現状では、社会的小言語に対する配慮はかけています。その一方で社会的大言語である『英語』への取り組みは積極的に行われています。

北九州市では、市内のすべての小学校で、『英語活動』に取り組んでいます。さらに、北九州市全体の教育方針を議論する「教育の北九州方式検討会議」の「新しい学校づくり部会」では、イマージョン教育に基づいた「スーパーイングリッシュスクール」の必要性についての議論が行われました。参加者の中には、イマージョン教育による弊害などを危惧し、慎重に取り組むべき旨を主張する人もいましたが、会長の発言は、以下の通りです。

「日本に生まれて日本に育っている子供だけを対象に考えると、この学校は必要ないと思う。しかし、現在は大変流動性があり、外国で生まれたり、外国で過ごしたりといった子供たちが北九州市内にも多数いる。そういった子供たちにとっては、このスーパーイングリッシュスクールなどは非常に必要だと感じている」

北九州市では外国籍児童生徒は、増加の傾向にあります。しかし、外国籍児童生徒にとって必要な言語は、必ずしも英語というわけではありません。

英語圏以外の外国籍児童生徒が抱えている問題は、当該社会の主流言語である日本語、および外国籍児童生徒の母語でした。外国籍児童生徒の保護者達が危機感を抱えている「母語の保持」が十分に行われていないままに、英語が公教育の場で推進されているのです。児童生徒の中に、英語と他の言語との間に格差を当然視する言語感が形成される可能性は高いでしょう。英語の国際性を無視せよ、といいたいのではありません。教育委員会が国際理解教育の理念として掲げる「理解し合う」態度育成のためには、英語だけに力を注ぐわけにはいかないのです。また、地球上には、言語差別に苦しんだり、英語一辺倒に異議を唱え抵抗したりする人々が、数多く存在するという事実があります。人類共通の重要課題を正しく認識するのであれば、英語だけを特別視することは、問題を正しく認識しているとは言い難いのです。

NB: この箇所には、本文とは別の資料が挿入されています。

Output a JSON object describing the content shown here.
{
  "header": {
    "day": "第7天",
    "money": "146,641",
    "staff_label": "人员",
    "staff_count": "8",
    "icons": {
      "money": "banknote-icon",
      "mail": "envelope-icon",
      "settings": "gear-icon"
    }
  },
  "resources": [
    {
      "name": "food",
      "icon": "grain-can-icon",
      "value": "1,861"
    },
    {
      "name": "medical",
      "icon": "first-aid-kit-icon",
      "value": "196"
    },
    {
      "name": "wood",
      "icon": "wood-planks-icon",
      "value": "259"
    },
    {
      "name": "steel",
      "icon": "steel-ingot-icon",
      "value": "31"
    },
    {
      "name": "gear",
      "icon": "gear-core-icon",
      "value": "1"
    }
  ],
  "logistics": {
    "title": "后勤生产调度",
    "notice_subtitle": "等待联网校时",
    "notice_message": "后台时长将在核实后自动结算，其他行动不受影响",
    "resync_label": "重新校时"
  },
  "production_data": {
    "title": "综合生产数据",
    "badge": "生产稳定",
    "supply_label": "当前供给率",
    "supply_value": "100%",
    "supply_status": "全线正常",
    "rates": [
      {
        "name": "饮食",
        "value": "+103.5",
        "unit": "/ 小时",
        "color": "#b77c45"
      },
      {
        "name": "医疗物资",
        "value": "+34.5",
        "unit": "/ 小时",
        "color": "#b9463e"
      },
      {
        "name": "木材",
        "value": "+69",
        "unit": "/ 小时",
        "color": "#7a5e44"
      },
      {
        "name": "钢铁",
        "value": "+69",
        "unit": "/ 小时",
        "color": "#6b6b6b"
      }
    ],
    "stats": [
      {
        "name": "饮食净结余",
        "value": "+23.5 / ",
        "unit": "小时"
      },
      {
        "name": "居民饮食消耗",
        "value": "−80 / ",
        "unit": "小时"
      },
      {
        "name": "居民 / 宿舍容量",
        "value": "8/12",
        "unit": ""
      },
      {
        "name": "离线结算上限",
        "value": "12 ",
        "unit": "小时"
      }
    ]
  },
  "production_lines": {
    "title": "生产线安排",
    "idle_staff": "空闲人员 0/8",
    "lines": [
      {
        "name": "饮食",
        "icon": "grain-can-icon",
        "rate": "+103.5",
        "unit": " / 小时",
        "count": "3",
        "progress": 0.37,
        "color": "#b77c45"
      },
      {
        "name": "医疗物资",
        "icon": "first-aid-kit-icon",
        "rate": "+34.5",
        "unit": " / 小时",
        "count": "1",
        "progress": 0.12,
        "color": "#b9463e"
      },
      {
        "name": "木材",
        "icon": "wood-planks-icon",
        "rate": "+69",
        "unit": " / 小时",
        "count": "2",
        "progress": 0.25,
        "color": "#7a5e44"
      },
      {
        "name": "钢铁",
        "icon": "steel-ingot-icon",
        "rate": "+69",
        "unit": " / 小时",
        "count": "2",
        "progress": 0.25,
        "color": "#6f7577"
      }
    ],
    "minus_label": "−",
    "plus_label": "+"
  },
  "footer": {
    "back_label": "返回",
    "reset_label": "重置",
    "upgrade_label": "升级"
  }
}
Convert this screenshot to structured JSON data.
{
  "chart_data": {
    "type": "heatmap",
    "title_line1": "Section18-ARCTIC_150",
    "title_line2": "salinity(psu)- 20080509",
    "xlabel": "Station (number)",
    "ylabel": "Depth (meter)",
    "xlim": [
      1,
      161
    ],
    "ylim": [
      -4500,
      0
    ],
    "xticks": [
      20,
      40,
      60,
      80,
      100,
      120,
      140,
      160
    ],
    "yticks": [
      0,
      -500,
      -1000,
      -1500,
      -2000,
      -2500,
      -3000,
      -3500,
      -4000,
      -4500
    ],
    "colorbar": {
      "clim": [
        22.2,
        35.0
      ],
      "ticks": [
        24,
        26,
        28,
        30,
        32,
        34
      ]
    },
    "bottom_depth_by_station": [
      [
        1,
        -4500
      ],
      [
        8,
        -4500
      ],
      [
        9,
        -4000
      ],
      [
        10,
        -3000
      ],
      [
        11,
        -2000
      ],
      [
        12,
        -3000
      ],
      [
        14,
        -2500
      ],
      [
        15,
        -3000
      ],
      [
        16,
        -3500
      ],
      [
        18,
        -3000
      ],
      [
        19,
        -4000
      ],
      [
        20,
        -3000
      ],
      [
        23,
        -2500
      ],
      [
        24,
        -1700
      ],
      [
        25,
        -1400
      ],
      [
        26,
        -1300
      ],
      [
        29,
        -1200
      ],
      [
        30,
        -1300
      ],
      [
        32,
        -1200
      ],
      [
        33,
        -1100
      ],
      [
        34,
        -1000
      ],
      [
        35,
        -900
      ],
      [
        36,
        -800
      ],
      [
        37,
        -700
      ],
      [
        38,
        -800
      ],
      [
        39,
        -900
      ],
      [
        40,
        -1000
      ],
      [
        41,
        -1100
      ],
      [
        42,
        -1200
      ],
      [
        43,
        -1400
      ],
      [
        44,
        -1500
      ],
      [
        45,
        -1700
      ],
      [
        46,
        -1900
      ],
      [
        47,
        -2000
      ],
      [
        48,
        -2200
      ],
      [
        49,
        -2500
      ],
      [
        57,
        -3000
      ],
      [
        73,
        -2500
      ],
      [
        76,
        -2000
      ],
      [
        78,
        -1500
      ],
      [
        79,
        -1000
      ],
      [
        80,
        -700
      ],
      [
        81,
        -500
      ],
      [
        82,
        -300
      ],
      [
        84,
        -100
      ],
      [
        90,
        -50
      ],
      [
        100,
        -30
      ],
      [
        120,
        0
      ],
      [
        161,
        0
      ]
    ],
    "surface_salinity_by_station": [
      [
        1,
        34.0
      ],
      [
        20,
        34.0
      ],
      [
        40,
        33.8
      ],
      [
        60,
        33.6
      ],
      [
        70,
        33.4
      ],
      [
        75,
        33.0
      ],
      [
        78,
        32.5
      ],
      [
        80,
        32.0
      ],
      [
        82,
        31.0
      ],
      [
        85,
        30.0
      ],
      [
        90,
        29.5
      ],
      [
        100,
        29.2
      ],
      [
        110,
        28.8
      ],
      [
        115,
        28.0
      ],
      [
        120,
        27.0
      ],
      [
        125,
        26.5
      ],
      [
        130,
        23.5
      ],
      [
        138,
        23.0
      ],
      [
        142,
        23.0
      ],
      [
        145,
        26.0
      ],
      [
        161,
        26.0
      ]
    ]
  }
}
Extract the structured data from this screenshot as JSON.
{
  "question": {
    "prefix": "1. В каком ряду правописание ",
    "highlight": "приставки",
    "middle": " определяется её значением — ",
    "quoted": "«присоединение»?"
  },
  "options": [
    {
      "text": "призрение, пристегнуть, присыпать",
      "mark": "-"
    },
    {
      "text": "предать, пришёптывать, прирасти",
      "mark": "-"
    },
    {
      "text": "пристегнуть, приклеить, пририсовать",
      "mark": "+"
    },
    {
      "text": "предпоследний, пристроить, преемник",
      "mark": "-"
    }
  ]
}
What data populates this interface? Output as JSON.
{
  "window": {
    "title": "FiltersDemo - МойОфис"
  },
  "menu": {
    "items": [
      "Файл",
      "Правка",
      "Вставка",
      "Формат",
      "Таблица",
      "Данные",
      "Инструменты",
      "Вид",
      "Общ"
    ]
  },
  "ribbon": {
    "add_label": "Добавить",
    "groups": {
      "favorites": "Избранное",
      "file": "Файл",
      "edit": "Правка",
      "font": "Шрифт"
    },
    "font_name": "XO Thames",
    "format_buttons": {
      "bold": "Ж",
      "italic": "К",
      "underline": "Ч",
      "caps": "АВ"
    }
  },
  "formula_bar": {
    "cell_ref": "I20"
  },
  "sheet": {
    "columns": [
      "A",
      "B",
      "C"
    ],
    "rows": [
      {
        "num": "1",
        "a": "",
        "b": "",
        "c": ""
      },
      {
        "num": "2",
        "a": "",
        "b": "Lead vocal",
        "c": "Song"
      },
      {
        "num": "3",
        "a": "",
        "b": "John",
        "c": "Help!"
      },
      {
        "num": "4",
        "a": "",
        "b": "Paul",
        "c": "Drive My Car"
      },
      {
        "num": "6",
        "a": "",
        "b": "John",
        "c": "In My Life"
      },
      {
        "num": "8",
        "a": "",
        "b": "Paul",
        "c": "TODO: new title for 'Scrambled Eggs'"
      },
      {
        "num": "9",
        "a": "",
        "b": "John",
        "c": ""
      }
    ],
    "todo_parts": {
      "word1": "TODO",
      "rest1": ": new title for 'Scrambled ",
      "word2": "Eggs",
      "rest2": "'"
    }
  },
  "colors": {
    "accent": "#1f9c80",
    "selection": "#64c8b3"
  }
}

地球の国際化を推進し、他者を理解な意思は尊重する態度を育成することを目指すのであれば、日本語を母語とはしない外国籍市民を排他的に扱ってはなりません。また、日本語教育サービスの提供に重点を置くあまり、無意識のうちに同化的な扱いとならないよう留意せねばなりません。外国籍市民が置かれている状況を理解、尊重する態度を育成し、互いに多くのことを学び合う言語教育サービスが求められます。